I’m encountering a persistent issue when running the StableDiffusionInpaintPipeline
for an inpainting task. Despite passing inputs in the expected formats (both the image and mask are in PIL.Image.Image
format with correct sizes), I keep receiving the following error:
ValueError: Input is in incorrect format. Currently, we only support <class 'PIL.Image.Image'>, <class 'numpy.ndarray'>, <class 'torch.Tensor'>
Here’s the code that triggers the error:
# Image and mask setup
image_pil = Image.fromarray(image_np)
mask_pil = Image.fromarray(black_mask).convert("L")
# Generator for reproducibility
generator = torch.Generator(device="cuda").manual_seed(0)
image = model["pipeline"](
prompt=prompt,
negative_prompt=IMG_INPAINTING_NEG_PROMPT,
image=image_pil, # PIL Image
mask=mask_pil, # Grayscale mask (mode "L")
guidance_scale=8.0,
num_inference_steps=50,
generator=generator,
).images[0]
Image and Mask Details:
Image size : (512, 768)
, mode: RGB
Mask size : (512, 768)
, mode: L
The mask is binary (contains only 0 and 255 values).
I’ve also tried using a simple manually created mask to ensure that FastSAM-generated masks aren’t causing the issue, but I still get the same error.
1 Like
It looks like you are stuck here, but I think this is a bug in Diffusers…?
# Copyright 2024 The HuggingFace Team. All rights reserved.
#
# Licensed under the Apache License, Version 2.0 (the "License");
# you may not use this file except in compliance with the License.
# You may obtain a copy of the License at
#
# http://www.apache.org/licenses/LICENSE-2.0
#
# Unless required by applicable law or agreed to in writing, software
# distributed under the License is distributed on an "AS IS" BASIS,
# WITHOUT WARRANTIES OR CONDITIONS OF ANY KIND, either express or implied.

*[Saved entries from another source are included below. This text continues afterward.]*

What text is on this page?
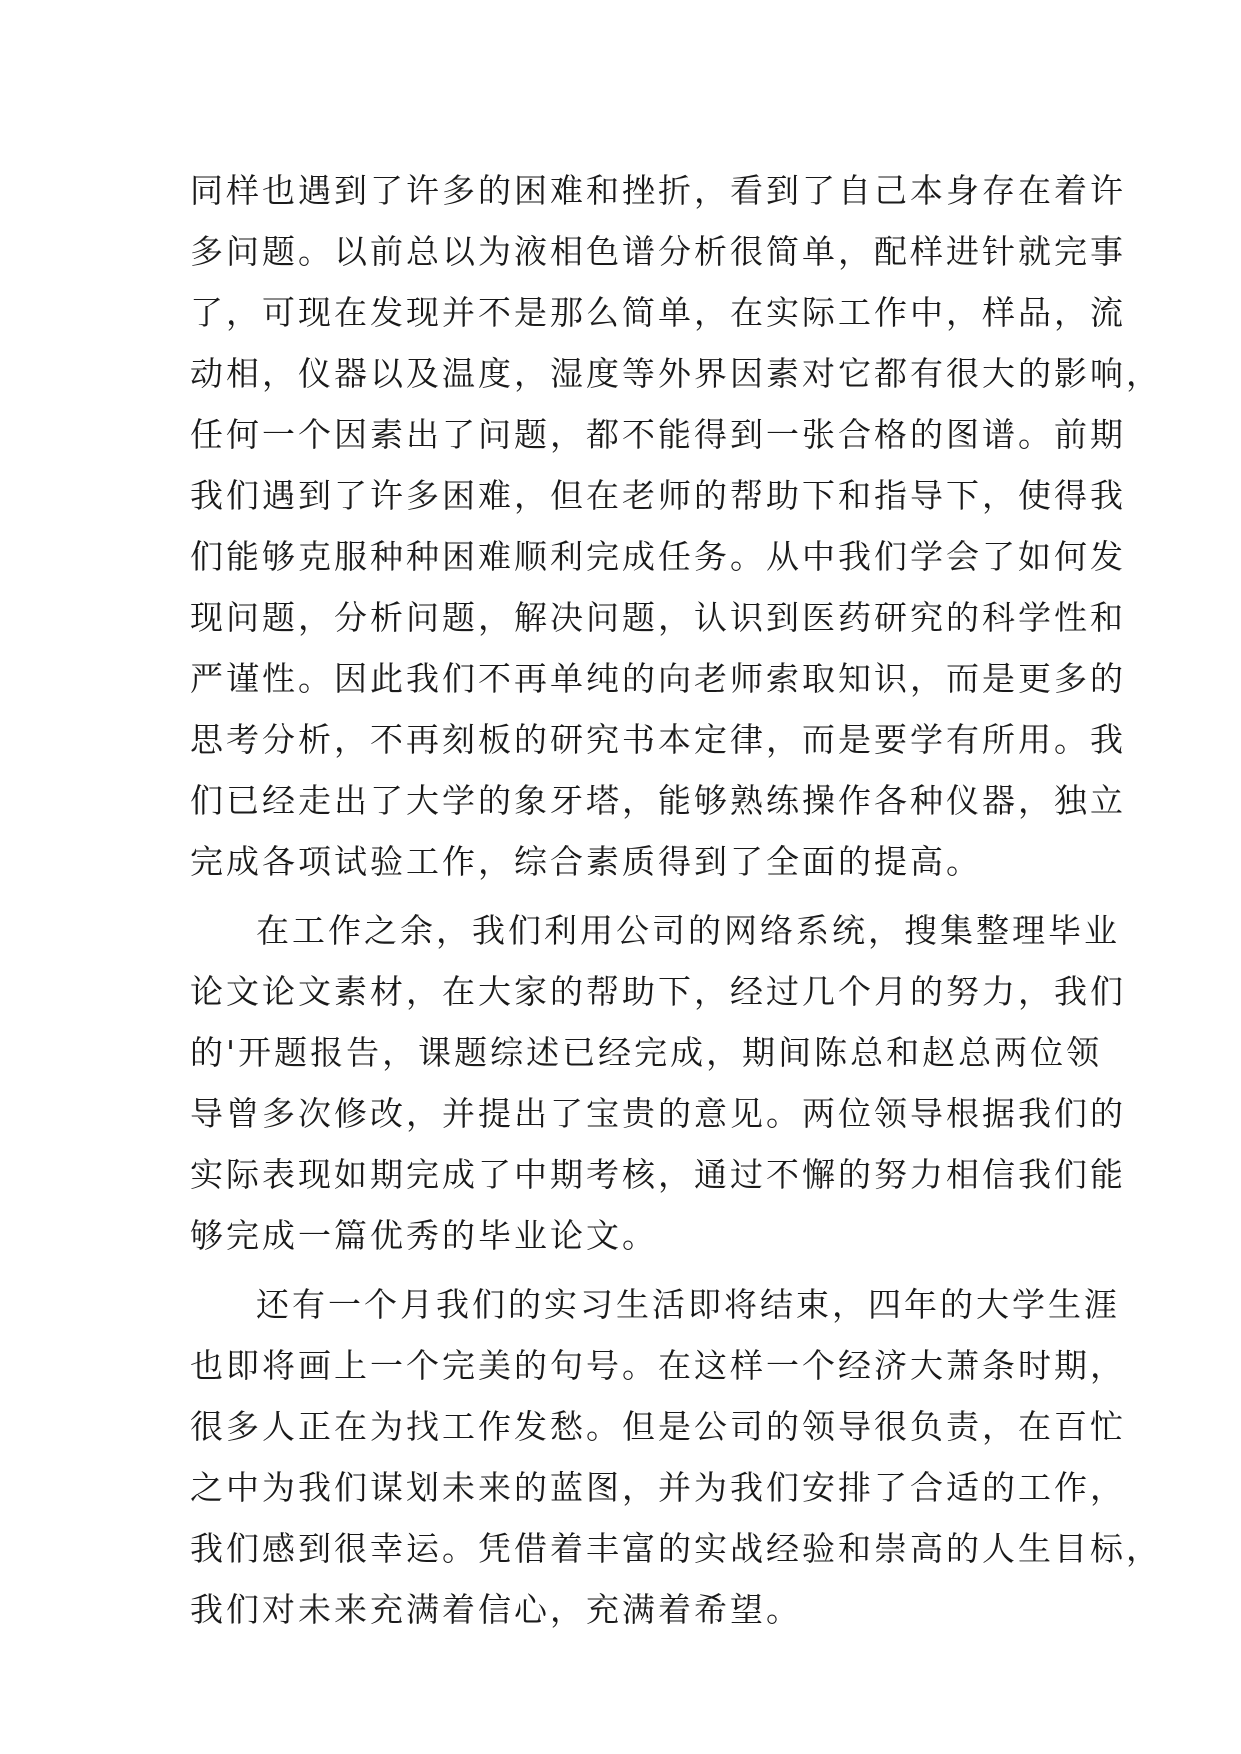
同样也遇到了许多的困难和挫折，看到了自己本身存在着许
多问题。以前总以为液相色谱分析很简单，配样进针就完事
了，可现在发现并不是那么简单，在实际工作中，样品，流
动相，仪器以及温度，湿度等外界因素对它都有很大的影响，
任何一个因素出了问题，都不能得到一张合格的图谱。前期
我们遇到了许多困难，但在老师的帮助下和指导下，使得我
们能够克服种种困难顺利完成任务。从中我们学会了如何发
现问题，分析问题，解决问题，认识到医药研究的科学性和
严谨性。因此我们不再单纯的向老师索取知识，而是更多的
思考分析，不再刻板的研究书本定律，而是要学有所用。我
们已经走出了大学的象牙塔，能够熟练操作各种仪器，独立
完成各项试验工作，综合素质得到了全面的提高。
在工作之余，我们利用公司的网络系统，搜集整理毕业
论文论文素材，在大家的帮助下，经过几个月的努力，我们
的'开题报告，课题综述已经完成，期间陈总和赵总两位领
导曾多次修改，并提出了宝贵的意见。两位领导根据我们的
实际表现如期完成了中期考核，通过不懈的努力相信我们能
够完成一篇优秀的毕业论文。
还有一个月我们的实习生活即将结束，四年的大学生涯
也即将画上一个完美的句号。在这样一个经济大萧条时期，
很多人正在为找工作发愁。但是公司的领导很负责，在百忙
之中为我们谋划未来的蓝图，并为我们安排了合适的工作，
我们感到很幸运。凭借着丰富的实战经验和崇高的人生目标，
我们对未来充满着信心，充满着希望。
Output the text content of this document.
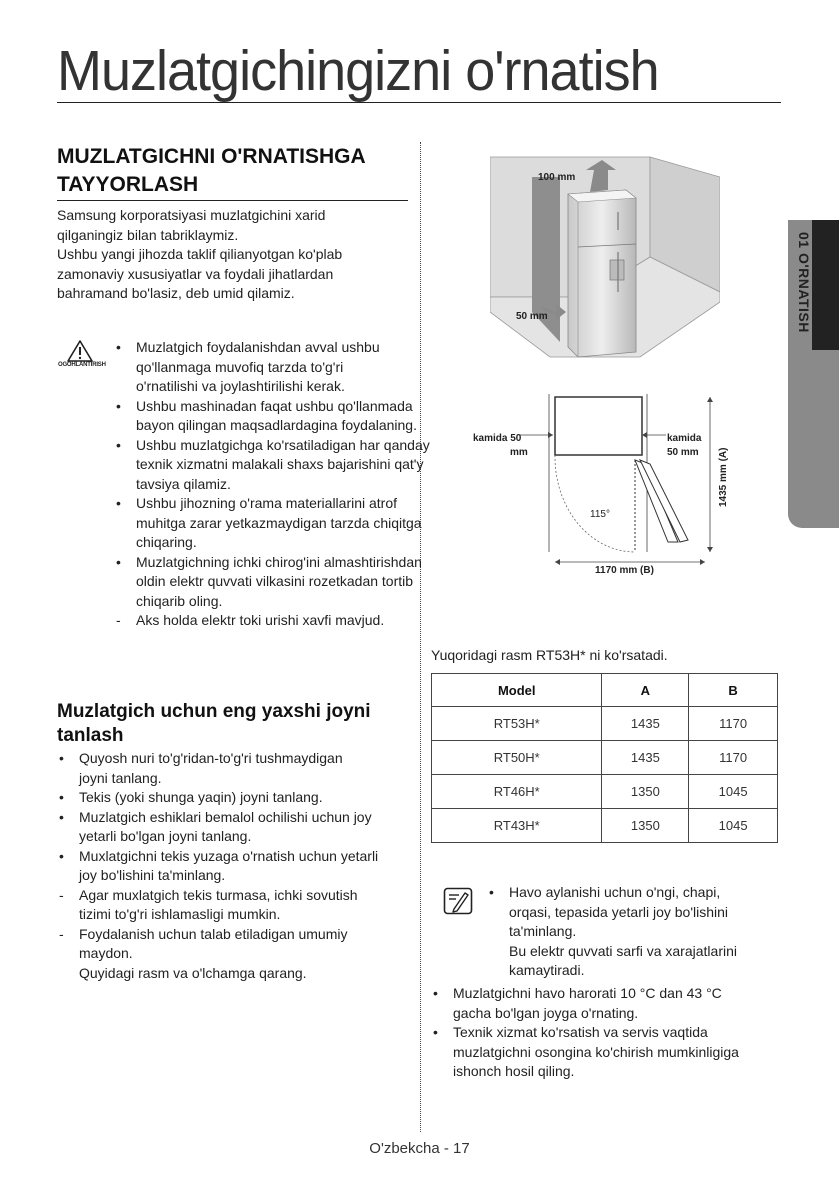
Muzlatgichingizni o'rnatish
01 O'RNATISH
MUZLATGICHNI O'RNATISHGA
TAYYORLASH
Samsung korporatsiyasi muzlatgichini xarid
qilganingiz bilan tabriklaymiz.
Ushbu yangi jihozda taklif qilianyotgan ko'plab
zamonaviy xususiyatlar va foydali jihatlardan
bahramand bo'lasiz, deb umid qilamiz.
OGOHLANTIRISH
•	Muzlatgich foydalanishdan avval ushbu
qo'llanmaga muvofiq tarzda to'g'ri
o'rnatilishi va joylashtirilishi kerak.
•	Ushbu mashinadan faqat ushbu qo'llanmada
bayon qilingan maqsadlardagina foydalaning.
•	Ushbu muzlatgichga ko'rsatiladigan har qanday
texnik xizmatni malakali shaxs bajarishini qat'y
tavsiya qilamiz.
•	Ushbu jihozning o'rama materiallarini atrof
muhitga zarar yetkazmaydigan tarzda chiqitga
chiqaring.
•	Muzlatgichning ichki chirog'ini almashtirishdan
oldin elektr quvvati vilkasini rozetkadan tortib
chiqarib oling.
-	Aks holda elektr toki urishi xavfi mavjud.
Muzlatgich uchun eng yaxshi joyni
tanlash
•	Quyosh nuri to'g'ridan-to'g'ri tushmaydigan
joyni tanlang.
•	Tekis (yoki shunga yaqin) joyni tanlang.
•	Muzlatgich eshiklari bemalol ochilishi uchun joy
yetarli bo'lgan joyni tanlang.
•	Muxlatgichni tekis yuzaga o'rnatish uchun yetarli
joy bo'lishini ta'minlang.
-	Agar muxlatgich tekis turmasa, ichki sovutish
tizimi to'g'ri ishlamasligi mumkin.
-	Foydalanish uchun talab etiladigan umumiy
maydon.
Quyidagi rasm va o'lchamga qarang.
100 mm
50 mm
kamida 50
mm
kamida
50 mm
115°
1170 mm (B)
1435 mm (A)
Yuqoridagi rasm RT53H* ni ko'rsatadi.
Model	A	B
RT53H*	1435	1170
RT50H*	1435	1170
RT46H*	1350	1045
RT43H*	1350	1045
•	Havo aylanishi uchun o'ngi, chapi,
orqasi, tepasida yetarli joy bo'lishini
ta'minlang.
Bu elektr quvvati sarfi va xarajatlarini
kamaytiradi.
•	Muzlatgichni havo harorati 10 °C dan 43 °C
gacha bo'lgan joyga o'rnating.
•	Texnik xizmat ko'rsatish va servis vaqtida
muzlatgichni osongina ko'chirish mumkinligiga
ishonch hosil qiling.
O'zbekcha - 17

# See the License for the specific language governing permissions and
# limitations under the License.
import math
import warnings
from typing import List, Optional, Tuple, Union
import numpy as np
import PIL.Image
This file has been truncated. show original
def is_valid_image(image):
return isinstance(image, PIL.Image.Image) or isinstance(image, (np.ndarray, torch.Tensor)) and image.ndim in (2, 3)
Maybe this is correct.
def is_valid_image(image):
return isinstance(image, PIL.Image.Image) or (isinstance(image, (np.ndarray, torch.Tensor)) and image.ndim in (2, 3))
ndim
is not an element of PIL.Image.Image
.
Currently, it should be possible to slip through this check by passing it in numpy format.
@sayakpaul I found a crappy bug in Diffusers.